До беглеца, – подумал Тис и представил себе, что он снова бросит все и куда-то уйдет, скрываясь под чужими образами и заметая следы, пока и в самом дел не доберется до знаменитого Эдхарского моста и не перейдет по нему с берега на берег, покинув негостеприимную и болезненную для него Ардану ради огромного острова Оайлин, который, судя по карте, что висит в классе Гантанаса, никак не меньше Арданы, пусть даже народу на нем проживает всего ничего, потому как большая его часть, к счастью – северная, заполнена холодными и непригодными для жизни горами. Там он наймется юнгой на какой-нибудь корабль, или даже просто пойдет по берегу на юг, питаясь ракушками, пока не доберется до одной из семи священных крепостей с прекрасным названием Плоды, которая хоть тоже стоит в руинах, но все же вроде бы сохранила пару башен в целости. И, может быть, за две тысячи лиг путешествия по чужому берегу отцепится где-нибудь от Тиса эта надоедливая боль, которая надоела ему уже до тошноты, потому что сглатывать ее нет уже никакой возможности. Или же эта его жажда не дает ему глотать?

«Не отцепится», – вдруг снова пришло ему в голову. Как она может отцепиться, если она его часть? Она же всегда была. Просто вливалась в него издалека, по капле, по дождинке, по голосу матери или отца, по скрипу тележного колеса, по треньканью снокской чанзы, по пению утренней птицы до тех пор, пока поганый нож не пронзил его плоть, и не оживил в нем все, что уже накопилось, и то, что продолжает копиться каждую секунду. Как отец говорил? Если каждый день поднимать тысячу раз пустой мешок, и по утрам добавлять в него по песчинке, то рано или поздно ты сможешь поднять целый бархан. Другой вопрос, что жизни твоей не хватит на целый бархан.

– Жизни не хватит, – чуть слышно прошептал Тис. – Жизни не хватит. Да и не с пустого мешка я начал, не с пустого.

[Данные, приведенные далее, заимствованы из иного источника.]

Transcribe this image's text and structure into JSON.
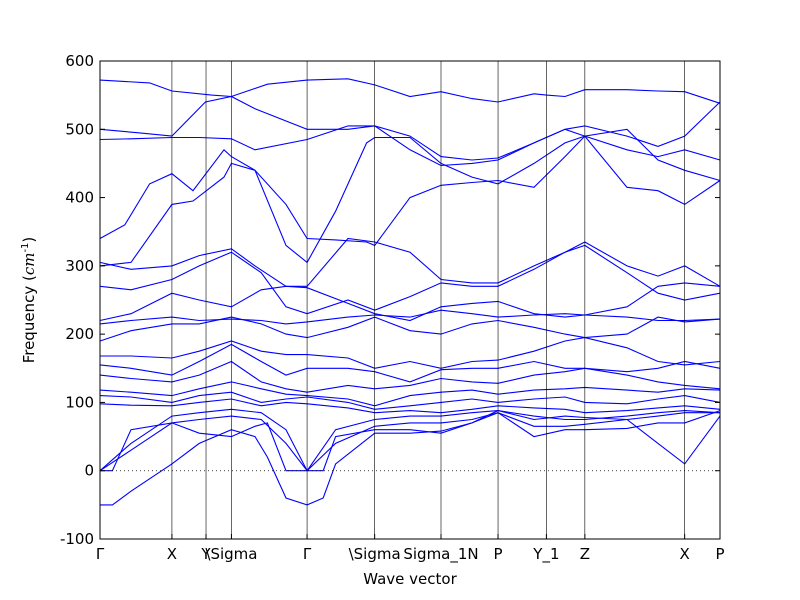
{
  "chart_data": {
    "type": "line",
    "xlabel": "Wave vector",
    "ylabel": "Frequency ($cm^{-1}$)",
    "ylim": [
      -100,
      600
    ],
    "yticks": [
      -100,
      0,
      100,
      200,
      300,
      400,
      500,
      600
    ],
    "xlim": [
      0,
      1
    ],
    "grid": false,
    "zero_line": {
      "y": 0,
      "style": "dotted",
      "color": "#000000"
    },
    "band_color": "#0000ff",
    "high_symmetry_points": [
      {
        "label": "Γ",
        "x": 0.0
      },
      {
        "label": "X",
        "x": 0.116
      },
      {
        "label": "Y",
        "x": 0.171
      },
      {
        "label": "\\Sigma",
        "x": 0.212
      },
      {
        "label": "Γ",
        "x": 0.334
      },
      {
        "label": "\\Sigma",
        "x": 0.443
      },
      {
        "label": "Sigma_1N",
        "x": 0.55
      },
      {
        "label": "P",
        "x": 0.642
      },
      {
        "label": "Y_1",
        "x": 0.72
      },
      {
        "label": "Z",
        "x": 0.782
      },
      {
        "label": "X",
        "x": 0.943
      },
      {
        "label": "P",
        "x": 1.0
      }
    ],
    "series": [
      {
        "x": [
          0,
          0.08,
          0.116,
          0.18,
          0.212,
          0.27,
          0.334,
          0.4,
          0.443,
          0.5,
          0.55,
          0.6,
          0.642,
          0.7,
          0.72,
          0.75,
          0.782,
          0.85,
          0.9,
          0.943,
          1.0
        ],
        "y": [
          572,
          568,
          556,
          550,
          548,
          566,
          572,
          574,
          565,
          548,
          555,
          545,
          540,
          552,
          550,
          548,
          558,
          558,
          556,
          555,
          538
        ]
      },
      {
        "x": [
          0,
          0.06,
          0.116,
          0.17,
          0.212,
          0.25,
          0.334,
          0.4,
          0.443,
          0.5,
          0.55,
          0.6,
          0.642,
          0.7,
          0.75,
          0.782,
          0.85,
          0.9,
          0.943,
          1.0
        ],
        "y": [
          500,
          495,
          490,
          540,
          548,
          530,
          500,
          500,
          505,
          470,
          447,
          450,
          455,
          480,
          500,
          505,
          490,
          475,
          490,
          540
        ]
      },
      {
        "x": [
          0,
          0.05,
          0.116,
          0.16,
          0.212,
          0.25,
          0.334,
          0.4,
          0.443,
          0.5,
          0.55,
          0.6,
          0.642,
          0.7,
          0.75,
          0.782,
          0.85,
          0.9,
          0.943,
          1.0
        ],
        "y": [
          485,
          486,
          488,
          488,
          486,
          470,
          485,
          505,
          505,
          490,
          460,
          455,
          458,
          480,
          500,
          490,
          470,
          460,
          470,
          455
        ]
      },
      {
        "x": [
          0,
          0.04,
          0.08,
          0.116,
          0.15,
          0.2,
          0.212,
          0.25,
          0.3,
          0.334,
          0.38,
          0.43,
          0.443,
          0.5,
          0.55,
          0.6,
          0.642,
          0.7,
          0.75,
          0.782,
          0.85,
          0.9,
          0.943,
          1.0
        ],
        "y": [
          340,
          360,
          420,
          435,
          410,
          470,
          460,
          440,
          390,
          340,
          338,
          335,
          330,
          400,
          418,
          422,
          425,
          415,
          460,
          490,
          500,
          455,
          440,
          425
        ]
      },
      {
        "x": [
          0,
          0.05,
          0.116,
          0.15,
          0.2,
          0.212,
          0.25,
          0.3,
          0.334,
          0.38,
          0.43,
          0.443,
          0.5,
          0.55,
          0.6,
          0.642,
          0.7,
          0.75,
          0.782,
          0.85,
          0.9,
          0.943,
          1.0
        ],
        "y": [
          300,
          305,
          390,
          395,
          430,
          450,
          440,
          330,
          305,
          380,
          480,
          488,
          488,
          450,
          430,
          420,
          450,
          480,
          490,
          415,
          410,
          390,
          425
        ]
      },
      {
        "x": [
          0,
          0.05,
          0.116,
          0.16,
          0.212,
          0.25,
          0.3,
          0.334,
          0.4,
          0.443,
          0.5,
          0.55,
          0.6,
          0.642,
          0.7,
          0.75,
          0.782,
          0.85,
          0.9,
          0.943,
          1.0
        ],
        "y": [
          305,
          295,
          300,
          315,
          325,
          300,
          270,
          270,
          340,
          335,
          320,
          280,
          275,
          275,
          300,
          320,
          335,
          300,
          285,
          300,
          270
        ]
      },
      {
        "x": [
          0,
          0.05,
          0.116,
          0.16,
          0.212,
          0.26,
          0.3,
          0.334,
          0.4,
          0.443,
          0.5,
          0.55,
          0.6,
          0.642,
          0.7,
          0.75,
          0.782,
          0.85,
          0.9,
          0.943,
          1.0
        ],
        "y": [
          270,
          265,
          280,
          300,
          320,
          290,
          240,
          230,
          250,
          235,
          255,
          275,
          270,
          270,
          295,
          320,
          330,
          290,
          260,
          250,
          260
        ]
      },
      {
        "x": [
          0,
          0.05,
          0.116,
          0.16,
          0.212,
          0.26,
          0.3,
          0.334,
          0.4,
          0.443,
          0.5,
          0.55,
          0.6,
          0.642,
          0.7,
          0.75,
          0.782,
          0.85,
          0.9,
          0.943,
          1.0
        ],
        "y": [
          220,
          230,
          260,
          250,
          240,
          265,
          270,
          268,
          245,
          230,
          220,
          240,
          245,
          248,
          230,
          225,
          228,
          240,
          270,
          275,
          270
        ]
      },
      {
        "x": [
          0,
          0.05,
          0.116,
          0.16,
          0.212,
          0.26,
          0.3,
          0.334,
          0.4,
          0.443,
          0.5,
          0.55,
          0.6,
          0.642,
          0.7,
          0.75,
          0.782,
          0.85,
          0.9,
          0.943,
          1.0
        ],
        "y": [
          215,
          220,
          225,
          220,
          222,
          220,
          215,
          218,
          225,
          228,
          225,
          235,
          230,
          225,
          228,
          230,
          228,
          225,
          220,
          220,
          222
        ]
      },
      {
        "x": [
          0,
          0.05,
          0.116,
          0.16,
          0.212,
          0.26,
          0.3,
          0.334,
          0.4,
          0.443,
          0.5,
          0.55,
          0.6,
          0.642,
          0.7,
          0.75,
          0.782,
          0.85,
          0.9,
          0.943,
          1.0
        ],
        "y": [
          190,
          205,
          215,
          215,
          225,
          215,
          200,
          195,
          210,
          225,
          205,
          200,
          215,
          220,
          210,
          200,
          195,
          200,
          225,
          218,
          222
        ]
      },
      {
        "x": [
          0,
          0.05,
          0.116,
          0.16,
          0.212,
          0.26,
          0.3,
          0.334,
          0.4,
          0.443,
          0.5,
          0.55,
          0.6,
          0.642,
          0.7,
          0.75,
          0.782,
          0.85,
          0.9,
          0.943,
          1.0
        ],
        "y": [
          168,
          168,
          165,
          175,
          190,
          175,
          170,
          170,
          165,
          150,
          160,
          150,
          160,
          162,
          175,
          190,
          195,
          180,
          160,
          155,
          160
        ]
      },
      {
        "x": [
          0,
          0.05,
          0.116,
          0.16,
          0.212,
          0.26,
          0.3,
          0.334,
          0.4,
          0.443,
          0.5,
          0.55,
          0.6,
          0.642,
          0.7,
          0.75,
          0.782,
          0.85,
          0.9,
          0.943,
          1.0
        ],
        "y": [
          155,
          150,
          140,
          160,
          185,
          160,
          140,
          150,
          150,
          145,
          130,
          148,
          150,
          150,
          160,
          150,
          150,
          145,
          150,
          160,
          150
        ]
      },
      {
        "x": [
          0,
          0.05,
          0.116,
          0.16,
          0.212,
          0.26,
          0.3,
          0.334,
          0.4,
          0.443,
          0.5,
          0.55,
          0.6,
          0.642,
          0.7,
          0.75,
          0.782,
          0.85,
          0.9,
          0.943,
          1.0
        ],
        "y": [
          140,
          135,
          130,
          140,
          160,
          130,
          120,
          115,
          125,
          120,
          125,
          135,
          130,
          128,
          140,
          145,
          150,
          140,
          130,
          125,
          120
        ]
      },
      {
        "x": [
          0,
          0.05,
          0.116,
          0.16,
          0.212,
          0.26,
          0.3,
          0.334,
          0.4,
          0.443,
          0.5,
          0.55,
          0.6,
          0.642,
          0.7,
          0.75,
          0.782,
          0.85,
          0.9,
          0.943,
          1.0
        ],
        "y": [
          118,
          115,
          110,
          120,
          130,
          120,
          112,
          110,
          105,
          95,
          110,
          115,
          118,
          112,
          118,
          120,
          122,
          118,
          115,
          120,
          118
        ]
      },
      {
        "x": [
          0,
          0.05,
          0.116,
          0.16,
          0.212,
          0.26,
          0.3,
          0.334,
          0.4,
          0.443,
          0.5,
          0.55,
          0.6,
          0.642,
          0.7,
          0.75,
          0.782,
          0.85,
          0.9,
          0.943,
          1.0
        ],
        "y": [
          110,
          108,
          100,
          110,
          115,
          100,
          105,
          108,
          100,
          90,
          95,
          100,
          105,
          100,
          105,
          108,
          100,
          98,
          105,
          110,
          100
        ]
      },
      {
        "x": [
          0,
          0.05,
          0.116,
          0.16,
          0.212,
          0.26,
          0.3,
          0.334,
          0.4,
          0.443,
          0.5,
          0.55,
          0.6,
          0.642,
          0.7,
          0.75,
          0.782,
          0.85,
          0.9,
          0.943,
          1.0
        ],
        "y": [
          98,
          96,
          95,
          100,
          105,
          95,
          100,
          98,
          92,
          85,
          88,
          85,
          90,
          95,
          92,
          90,
          85,
          88,
          92,
          95,
          90
        ]
      },
      {
        "x": [
          0,
          0.05,
          0.116,
          0.16,
          0.212,
          0.26,
          0.3,
          0.334,
          0.38,
          0.443,
          0.5,
          0.55,
          0.6,
          0.642,
          0.7,
          0.75,
          0.782,
          0.85,
          0.9,
          0.943,
          1.0
        ],
        "y": [
          0,
          40,
          80,
          85,
          90,
          85,
          60,
          0,
          60,
          75,
          80,
          80,
          85,
          88,
          80,
          75,
          75,
          80,
          85,
          88,
          85
        ]
      },
      {
        "x": [
          0,
          0.05,
          0.116,
          0.16,
          0.212,
          0.26,
          0.3,
          0.334,
          0.38,
          0.443,
          0.5,
          0.55,
          0.6,
          0.642,
          0.7,
          0.75,
          0.782,
          0.85,
          0.9,
          0.943,
          1.0
        ],
        "y": [
          0,
          30,
          70,
          75,
          80,
          75,
          40,
          0,
          40,
          65,
          70,
          70,
          75,
          85,
          65,
          65,
          68,
          75,
          80,
          85,
          85
        ]
      },
      {
        "x": [
          0,
          0.02,
          0.05,
          0.116,
          0.16,
          0.212,
          0.25,
          0.27,
          0.3,
          0.334,
          0.36,
          0.38,
          0.443,
          0.5,
          0.55,
          0.6,
          0.642,
          0.7,
          0.75,
          0.782,
          0.85,
          0.9,
          0.943,
          1.0
        ],
        "y": [
          -50,
          -50,
          -30,
          10,
          40,
          60,
          50,
          20,
          -40,
          -50,
          -40,
          10,
          55,
          55,
          58,
          70,
          85,
          50,
          60,
          60,
          62,
          70,
          70,
          88
        ]
      },
      {
        "x": [
          0,
          0.02,
          0.05,
          0.116,
          0.16,
          0.212,
          0.25,
          0.27,
          0.3,
          0.334,
          0.36,
          0.38,
          0.443,
          0.5,
          0.55,
          0.6,
          0.642,
          0.7,
          0.75,
          0.782,
          0.85,
          0.9,
          0.943,
          1.0
        ],
        "y": [
          0,
          0,
          60,
          70,
          55,
          50,
          65,
          70,
          0,
          0,
          0,
          50,
          60,
          60,
          55,
          70,
          88,
          75,
          80,
          78,
          75,
          40,
          10,
          80
        ]
      }
    ]
  }
}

– Чего ты бормочешь? – окликнул его Тид. – Смотри-ка, а в седле держишься неплохо. Вот, возьми это.

Он бросил ему тряпицу.

– Что это? – не понял Тис.

– Платок, мать твою, – покачал головой старик. – Повяжи на лоб. Если голову солнце пропечет, вот тогда узнаешь, что такое боль. Поверь мне, парень, от того, от чего польза, от того такой вред может случиться, что взвоешь.

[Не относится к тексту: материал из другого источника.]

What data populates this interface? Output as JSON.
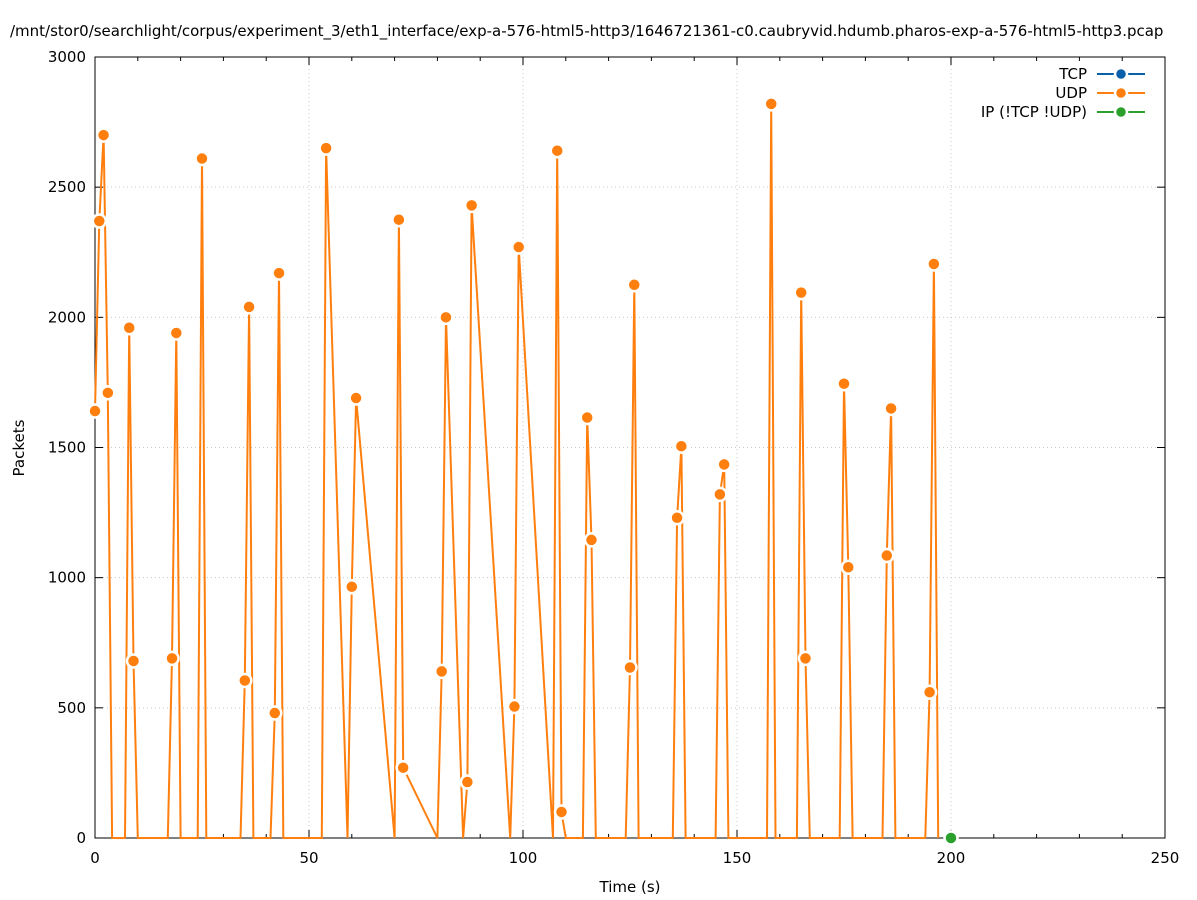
{
  "chart_data": {
    "type": "line",
    "title": "/mnt/stor0/searchlight/corpus/experiment_3/eth1_interface/exp-a-576-html5-http3/1646721361-c0.caubryvid.hdumb.pharos-exp-a-576-html5-http3.pcap",
    "xlabel": "Time (s)",
    "ylabel": "Packets",
    "xlim": [
      0,
      250
    ],
    "ylim": [
      0,
      3000
    ],
    "xticks": [
      "0",
      "50",
      "100",
      "150",
      "200",
      "250"
    ],
    "yticks": [
      "0",
      "500",
      "1000",
      "1500",
      "2000",
      "2500",
      "3000"
    ],
    "xtick_values": [
      0,
      50,
      100,
      150,
      200,
      250
    ],
    "ytick_values": [
      0,
      500,
      1000,
      1500,
      2000,
      2500,
      3000
    ],
    "grid": true,
    "legend_position": "top-right",
    "series": [
      {
        "name": "TCP",
        "color": "#0a5fab",
        "x": [],
        "y": []
      },
      {
        "name": "UDP",
        "color": "#ff7f0e",
        "x": [
          0,
          1,
          2,
          3,
          4,
          7,
          8,
          9,
          10,
          17,
          18,
          19,
          20,
          24,
          25,
          26,
          34,
          35,
          36,
          37,
          41,
          42,
          43,
          44,
          53,
          54,
          59,
          60,
          61,
          70,
          71,
          72,
          80,
          81,
          82,
          86,
          87,
          88,
          97,
          98,
          99,
          107,
          108,
          109,
          110,
          114,
          115,
          116,
          117,
          124,
          125,
          126,
          127,
          135,
          136,
          137,
          138,
          145,
          146,
          147,
          148,
          157,
          158,
          159,
          164,
          165,
          166,
          167,
          174,
          175,
          176,
          177,
          184,
          185,
          186,
          187,
          194,
          195,
          196,
          197
        ],
        "y": [
          1640,
          2370,
          2700,
          1710,
          0,
          0,
          1960,
          680,
          0,
          0,
          690,
          1940,
          0,
          0,
          2610,
          0,
          0,
          605,
          2040,
          0,
          0,
          480,
          2170,
          0,
          0,
          2650,
          0,
          965,
          1690,
          0,
          2375,
          270,
          0,
          640,
          2000,
          0,
          215,
          2430,
          0,
          505,
          2270,
          0,
          2640,
          100,
          0,
          0,
          1615,
          1145,
          0,
          0,
          655,
          2125,
          0,
          0,
          1230,
          1505,
          0,
          0,
          1320,
          1435,
          0,
          0,
          2820,
          0,
          0,
          2095,
          690,
          0,
          0,
          1745,
          1040,
          0,
          0,
          1085,
          1650,
          0,
          0,
          560,
          2205,
          0
        ],
        "markers": [
          [
            0,
            1640
          ],
          [
            1,
            2370
          ],
          [
            2,
            2700
          ],
          [
            3,
            1710
          ],
          [
            8,
            1960
          ],
          [
            9,
            680
          ],
          [
            18,
            690
          ],
          [
            19,
            1940
          ],
          [
            25,
            2610
          ],
          [
            35,
            605
          ],
          [
            36,
            2040
          ],
          [
            42,
            480
          ],
          [
            43,
            2170
          ],
          [
            54,
            2650
          ],
          [
            60,
            965
          ],
          [
            61,
            1690
          ],
          [
            71,
            2375
          ],
          [
            72,
            270
          ],
          [
            81,
            640
          ],
          [
            82,
            2000
          ],
          [
            87,
            215
          ],
          [
            88,
            2430
          ],
          [
            98,
            505
          ],
          [
            99,
            2270
          ],
          [
            108,
            2640
          ],
          [
            109,
            100
          ],
          [
            115,
            1615
          ],
          [
            116,
            1145
          ],
          [
            125,
            655
          ],
          [
            126,
            2125
          ],
          [
            136,
            1230
          ],
          [
            137,
            1505
          ],
          [
            146,
            1320
          ],
          [
            147,
            1435
          ],
          [
            158,
            2820
          ],
          [
            165,
            2095
          ],
          [
            166,
            690
          ],
          [
            175,
            1745
          ],
          [
            176,
            1040
          ],
          [
            185,
            1085
          ],
          [
            186,
            1650
          ],
          [
            195,
            560
          ],
          [
            196,
            2205
          ]
        ]
      },
      {
        "name": "IP (!TCP  !UDP)",
        "color": "#2ca02c",
        "x": [
          200
        ],
        "y": [
          0
        ],
        "markers": [
          [
            200,
            0
          ]
        ]
      }
    ]
  }
}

«Взвоешь, – подумал Тис. – И это тоже уже было».

Внезапно он подумал, что Приют Окаянных уже скрылся из вида, даже Козлиная пропасть истаяла и словно вывернулась наизнанку, взметнувшись к небу высоченными неприступными скалами, которые, как уже знал Тис, назывались на древних картах Гребнем Демона, и он вспомнил, как полгода назад шел мимо них и могучего бора, растущего у их подножий, с трудом поднимаясь в гору на снегоступах, и с облегчением ловил хлопья снега, падающего на лицо. Боль уменьшалась от холода. Тогда ему еще казалось, что если он упадет в сугроб, снег зашипит, обращаясь в пар. Теперь облегчения получить было негде, даже Звонка ушла под скалы вместе с Козлиной пропастью.